FX Renews 'American Horror Story' for Second Season
The drama from "Glee" co-creators Ryan Murphy and Brad Falchuk stands as the network's No. 1 premiere in the cabler's history.
Just in time for Halloween, FX announced it will continue to tell Glee co-creators Ryan Murphy and Brad Falchuk's American horror stories.
The male-skewing cable network has renewed American Horror Story for a second season.
Starring Friday Night Lights' Connie Britton and The Practice's Dylan McDermott, AHS stands as the network's No. 1 premiere in the 18-49, 18-34 and women 18-34 demographics when factoring in Live+7 ratings according to Nielsen.
The series, which co-stars Jessica Lange and Frances Conroy, opened strong for the network Oct. 5 with its original and encore airings collecting 5 million viewers.
“It’s one thing to have the ambition and guts to reinvent a genre in a way that makes it captivatingly fresh for a broad audience -- it’s something else entirely to have the craft to back that ambition up,” said FX president and GM Jon Landgraf. “Ryan Murphy and Brad Falchuk have hit the trifecta with Nip/Tuck, Glee and now American Horror Story, which will be scaring FX’s viewers to death for many years to come.”
After a 14 percent dip during its second episode, the story about a family that moves into a haunted abode where they're tortured by spirits of the estate's former residents in a metaphor for marriage and infidelity, rebounded with its third and fourth airings, which both set series highs in topped the premiere in the advertiser-coveted adults 18-49 demo as well as adults 18-34.
Murphy and Falchuk split their time between Fox's Glee and AHS, with Murphy telling reporters ahead of the series' premiere that working on two shows has been "energizing."
"If you love something, you make time for it," he said, noting the sound stages are right next to one another. "If that means you give up your weekends, you do it.

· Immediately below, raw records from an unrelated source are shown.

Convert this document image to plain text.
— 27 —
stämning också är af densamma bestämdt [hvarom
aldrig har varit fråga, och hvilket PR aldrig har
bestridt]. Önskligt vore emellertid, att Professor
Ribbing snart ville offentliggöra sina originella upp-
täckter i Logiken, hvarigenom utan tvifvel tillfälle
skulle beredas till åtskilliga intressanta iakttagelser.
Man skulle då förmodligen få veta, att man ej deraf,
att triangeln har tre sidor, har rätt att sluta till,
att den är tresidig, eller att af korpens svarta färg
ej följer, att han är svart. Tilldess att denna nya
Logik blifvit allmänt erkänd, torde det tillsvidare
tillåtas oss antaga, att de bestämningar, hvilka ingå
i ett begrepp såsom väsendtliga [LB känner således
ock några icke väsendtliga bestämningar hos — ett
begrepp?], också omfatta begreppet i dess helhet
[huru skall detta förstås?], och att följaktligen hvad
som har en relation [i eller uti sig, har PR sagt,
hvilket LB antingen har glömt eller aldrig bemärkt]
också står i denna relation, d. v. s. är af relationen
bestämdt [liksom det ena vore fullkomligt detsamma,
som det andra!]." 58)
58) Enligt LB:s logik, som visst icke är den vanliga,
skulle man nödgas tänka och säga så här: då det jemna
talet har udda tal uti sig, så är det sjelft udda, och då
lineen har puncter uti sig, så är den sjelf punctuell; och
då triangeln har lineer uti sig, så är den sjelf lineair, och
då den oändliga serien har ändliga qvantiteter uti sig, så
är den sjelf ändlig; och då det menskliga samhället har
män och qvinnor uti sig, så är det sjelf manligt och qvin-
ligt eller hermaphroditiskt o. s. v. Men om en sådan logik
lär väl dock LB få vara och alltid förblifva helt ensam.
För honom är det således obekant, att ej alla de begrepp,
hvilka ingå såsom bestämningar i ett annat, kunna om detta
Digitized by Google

And that's sort of the mood that we had and the ideology that we had as we approached doing these two shows at once."
Landgraf told reporters in August at the Television Critics Association's summer press tour that he had high hopes for the risky series, calling it a potentially "break through commercial piece of television that's going to be imitated widely if people find it."
Landgraf also expressed hope that the series run for multiple seasons, and assured the roomful of reporters that each season will have a beginning, middle and end.
In addition to Murphy and Falchuk, Dante Di Loreto executive produces the 20th Century Fox Television series.
AHS airs Wednesdays at 10 p.m. on FX; Glee airs Tuesdays at 8 p.m. on Fox.